Montreal Unveils ‘Grand Parc de l’Est’ Project, Pledging 700 Hectares for Conservation and Urban Green Connectivity
Thanks to a successful partnership with the Nature Conservancy of Canada, Age of Union is helping create a vast 700-hectare park in a historically industrial area of Montreal’s east end. In this decade of action, the initiative is an essential step towards protecting 30% of the territory within Greater Montreal.
“It’s a biodiversity-rich environment, and it always has been. The general public can walk along a network of trails and check out the information panels,” says Joël Bonin. “You can observe wildlife without disturbing it. That’s what we’re planning for the future.”
In an interview with Canadian public broadcaster CBC, Bonin, Vice-President for Nature Conservancy of Canada’s (NCC) Quebec Region, extols the merits of Île Bonfoin, a small island habitat with surprising animal and plant diversity for its size.
“In 2004, NCC reached an agreement with the City of Montreal to become co-owners of the island,” he continues. We’ve managed the island for the past 20 years, hoping for a day like today when it’s incorporated into a larger park.”
Île Bonfoin is why Bonin is here this Sunday morning. The official press conference inside the chalet adjacent to the woodland has just ended. Once the microphones were switched off, everyone donned their coats for the official photo outside. Despite the grey autumn weather, with some vegetation in the background, it’s a green day for Montreal, an island city in the heart of the St. Lawrence River.
In mid-November, the municipal administration unveiled its “Grand Parc de l’Est” project aimed at creating a vast natural area on the island’s eastern tip, where the Rivière des Prairies flows into the St. Lawrence River. The initiative seeks to secure the ecological future of this area with a heavy industrial past.

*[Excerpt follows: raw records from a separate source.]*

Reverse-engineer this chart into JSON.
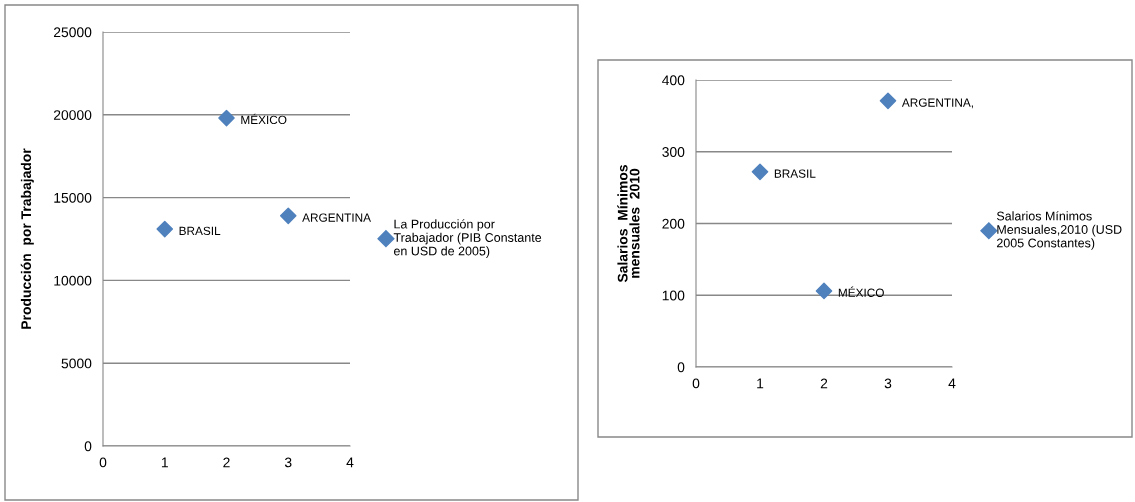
{
  "chart_data": [
    {
      "type": "scatter",
      "ylabel": "Producción  por Trabajador",
      "xlim": [
        0,
        4
      ],
      "xticks": [
        0,
        1,
        2,
        3,
        4
      ],
      "ylim": [
        0,
        25000
      ],
      "yticks": [
        0,
        5000,
        10000,
        15000,
        20000,
        25000
      ],
      "grid": "y",
      "legend": "right",
      "marker": "diamond",
      "series": [
        {
          "name": "La Producción por\nTrabajador (PIB Constante\nen USD de 2005)",
          "color": "#4f81bd",
          "x": [
            1,
            2,
            3
          ],
          "values": [
            13100,
            19800,
            13900
          ]
        }
      ],
      "annotations": [
        {
          "text": "BRASIL",
          "x": 1,
          "y": 13100
        },
        {
          "text": "MÉXICO",
          "x": 2,
          "y": 19800
        },
        {
          "text": "ARGENTINA",
          "x": 3,
          "y": 13900
        }
      ]
    },
    {
      "type": "scatter",
      "ylabel": "Salarios  Mínimos\nmensuales  2010",
      "xlim": [
        0,
        4
      ],
      "xticks": [
        0,
        1,
        2,
        3,
        4
      ],
      "ylim": [
        0,
        400
      ],
      "yticks": [
        0,
        100,
        200,
        300,
        400
      ],
      "grid": "y",
      "legend": "right",
      "marker": "diamond",
      "series": [
        {
          "name": "Salarios Mínimos\nMensuales,2010 (USD\n2005 Constantes)",
          "color": "#4f81bd",
          "x": [
            1,
            2,
            3
          ],
          "values": [
            272,
            106,
            371
          ]
        }
      ],
      "annotations": [
        {
          "text": "BRASIL",
          "x": 1,
          "y": 272
        },
        {
          "text": "MÉXICO",
          "x": 2,
          "y": 106
        },
        {
          "text": "ARGENTINA,",
          "x": 3,
          "y": 371
        }
      ]
    }
  ]
}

A Green Corridor in an Urban Environment
“By defining the boundaries of the new Grand parc de l’Est, made up of public, institutional, and private land, we are giving ourselves the means to use the various tools at our disposal to link the green spaces that make up the park,” explains Caroline Bourgeois, Rivière-des-Prairies-Pointe-aux-Trembles Borough Mayor and Executive Committee Vice-Chair for the City of Montréal.
This is the crux of the announcement: the promise to purchase other lots, enter into conservation agreements with landowners, and incorporate land belonging to various protagonists into a single park: the city, NCC and Hydro-Québec, among others. The state-owned energy company is also a partner of choice in this project, as its power transmission lines offer long, continuous stretches of land that run through Montreal, as they do all of Quebec—no wonder Hydro-Québec is trying to improve the management of this land and its environmental footprint.

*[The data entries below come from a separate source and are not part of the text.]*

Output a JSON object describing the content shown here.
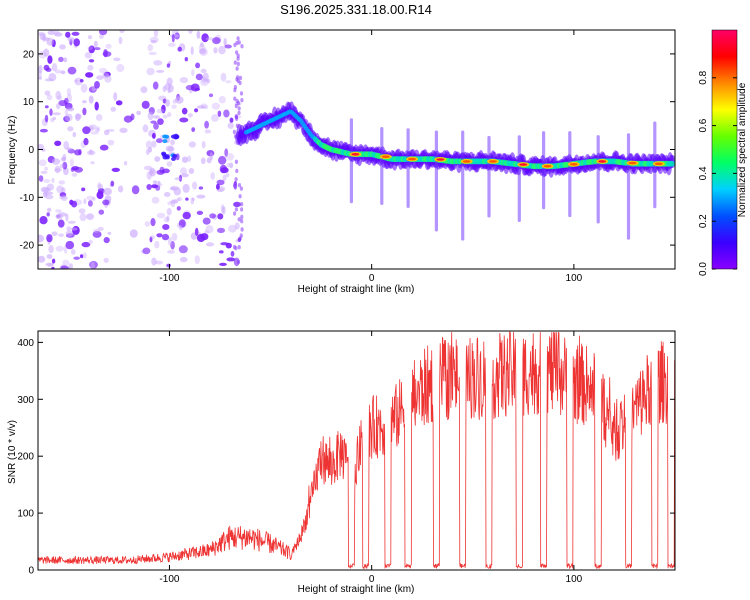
{
  "title": "S196.2025.331.18.00.R14",
  "chart_data": [
    {
      "type": "heatmap",
      "xlabel": "Height of straight line (km)",
      "ylabel": "Frequency (Hz)",
      "xlim": [
        -165,
        150
      ],
      "ylim": [
        -25,
        25
      ],
      "xticks": [
        -100,
        0,
        100
      ],
      "yticks": [
        -20,
        -10,
        0,
        10,
        20
      ],
      "xtick_labels": [
        "-100",
        "0",
        "100"
      ],
      "ytick_labels": [
        "-20",
        "-10",
        "0",
        "10",
        "20"
      ],
      "colorbar": {
        "label": "Normalized spectral amplitude",
        "range": [
          0,
          1
        ],
        "ticks": [
          0,
          0.2,
          0.4,
          0.6,
          0.8
        ],
        "tick_labels": [
          "0.0",
          "0.2",
          "0.4",
          "0.6",
          "0.8"
        ],
        "colormap": [
          "#8a00ff",
          "#3a00ff",
          "#0050ff",
          "#00d0ff",
          "#00ff66",
          "#66ff00",
          "#ffff00",
          "#ff8800",
          "#ff0000",
          "#ff0066"
        ]
      },
      "ridge": {
        "description_points_x": [
          -65,
          -55,
          -45,
          -40,
          -35,
          -30,
          -25,
          -20,
          -10,
          0,
          10,
          20,
          30,
          40,
          50,
          60,
          70,
          80,
          90,
          100,
          110,
          120,
          130,
          140,
          148
        ],
        "description_points_y": [
          3,
          5,
          7,
          8,
          6,
          3,
          1,
          0,
          -1,
          -1,
          -2,
          -2,
          -2,
          -2.5,
          -2.5,
          -2.5,
          -3,
          -3.5,
          -3.5,
          -3,
          -2.5,
          -2.5,
          -3,
          -3,
          -3
        ]
      },
      "hotspots_x": [
        -10,
        5,
        18,
        32,
        45,
        58,
        73,
        85,
        98,
        112,
        127,
        140
      ]
    },
    {
      "type": "line",
      "xlabel": "Height of straight line (km)",
      "ylabel": "SNR (10 * v/v)",
      "xlim": [
        -165,
        150
      ],
      "ylim": [
        0,
        420
      ],
      "xticks": [
        -100,
        0,
        100
      ],
      "yticks": [
        0,
        100,
        200,
        300,
        400
      ],
      "xtick_labels": [
        "-100",
        "0",
        "100"
      ],
      "ytick_labels": [
        "0",
        "100",
        "200",
        "300",
        "400"
      ],
      "series": [
        {
          "name": "SNR",
          "color": "#ee3333",
          "envelope_x": [
            -165,
            -120,
            -100,
            -80,
            -70,
            -60,
            -50,
            -40,
            -35,
            -30,
            -25,
            -20,
            -15,
            -10,
            -5,
            0,
            10,
            20,
            30,
            40,
            50,
            60,
            70,
            80,
            90,
            100,
            110,
            120,
            130,
            140,
            150
          ],
          "envelope_y": [
            15,
            15,
            20,
            30,
            50,
            50,
            40,
            25,
            60,
            120,
            200,
            180,
            210,
            160,
            220,
            250,
            260,
            300,
            330,
            340,
            340,
            340,
            345,
            350,
            350,
            330,
            320,
            240,
            280,
            330,
            330
          ],
          "dropouts_x": [
            -10,
            -3,
            8,
            18,
            32,
            45,
            58,
            73,
            85,
            98,
            112,
            127,
            140,
            148
          ]
        }
      ]
    }
  ]
}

“We’re keen to listen to the public to ensure that our facilities coexist with the community’s interests,” says Philippe Bourke, Director of Sustainable Development Activation and Integration at Hydro-Québec. “We’re convinced that by doing this, we’ll be able to contribute to the connectivity of natural habitats and maintain ecological corridors, thus mitigating the fragmentation of the territory in urban areas.”
Towards the 30% Target
Habitat protection and ecological connectivity are complex concepts to implement in a densely populated urban environment like the east end of Montreal, Quebec’s largest metropolis and the second-largest city in Canada.

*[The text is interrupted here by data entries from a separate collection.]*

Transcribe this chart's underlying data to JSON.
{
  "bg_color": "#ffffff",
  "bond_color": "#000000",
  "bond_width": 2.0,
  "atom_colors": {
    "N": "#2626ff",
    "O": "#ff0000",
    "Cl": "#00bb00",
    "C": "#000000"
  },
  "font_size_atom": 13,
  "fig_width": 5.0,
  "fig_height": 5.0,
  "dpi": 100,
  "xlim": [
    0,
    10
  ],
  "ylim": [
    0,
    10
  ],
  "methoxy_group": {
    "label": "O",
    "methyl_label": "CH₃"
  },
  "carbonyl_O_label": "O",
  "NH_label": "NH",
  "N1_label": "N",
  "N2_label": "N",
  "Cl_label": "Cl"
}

“Seven hundred hectares is three times the size of Mount Royal Park,” Caroline Bourgeois proudly reminds us to illustrate the scale of the project. Comparing the Grand Parc de l’Est to Mount Royal is no coincidence, for the latter is to Montreal what Central Park is to New York: the city’s pride and joy. Regarding surface area, the Grand Parc de l’Est will be twice the size of Central Park (340 hectares). It promises to be a significant building block in achieving even more ambitious goals for Greater Montreal.
“This project is in line with the new objective of the MMC [Montreal Metropolitan Community] and the international community to conserve 30% of land and water by 2030,” Bourgeois stresses.
The project also dovetails with the UN Decade of Ecosystem Restoration, as some areas concerned are habitats being revived through targeted investment.
“[NCC] has the support of several donors [such as] Age of Union, who are helping us protect new territories, but also restore territories that have been damaged in the past,” says Bonin, who has earned a solid reputation in the Canadian conservation arena. “I have a lot of faith that we’ll reach the 30% target in the MMC. “We’re going to do it together. It’s a scientific objective that doesn’t always focus on virgin forests, but also on areas very close to home.”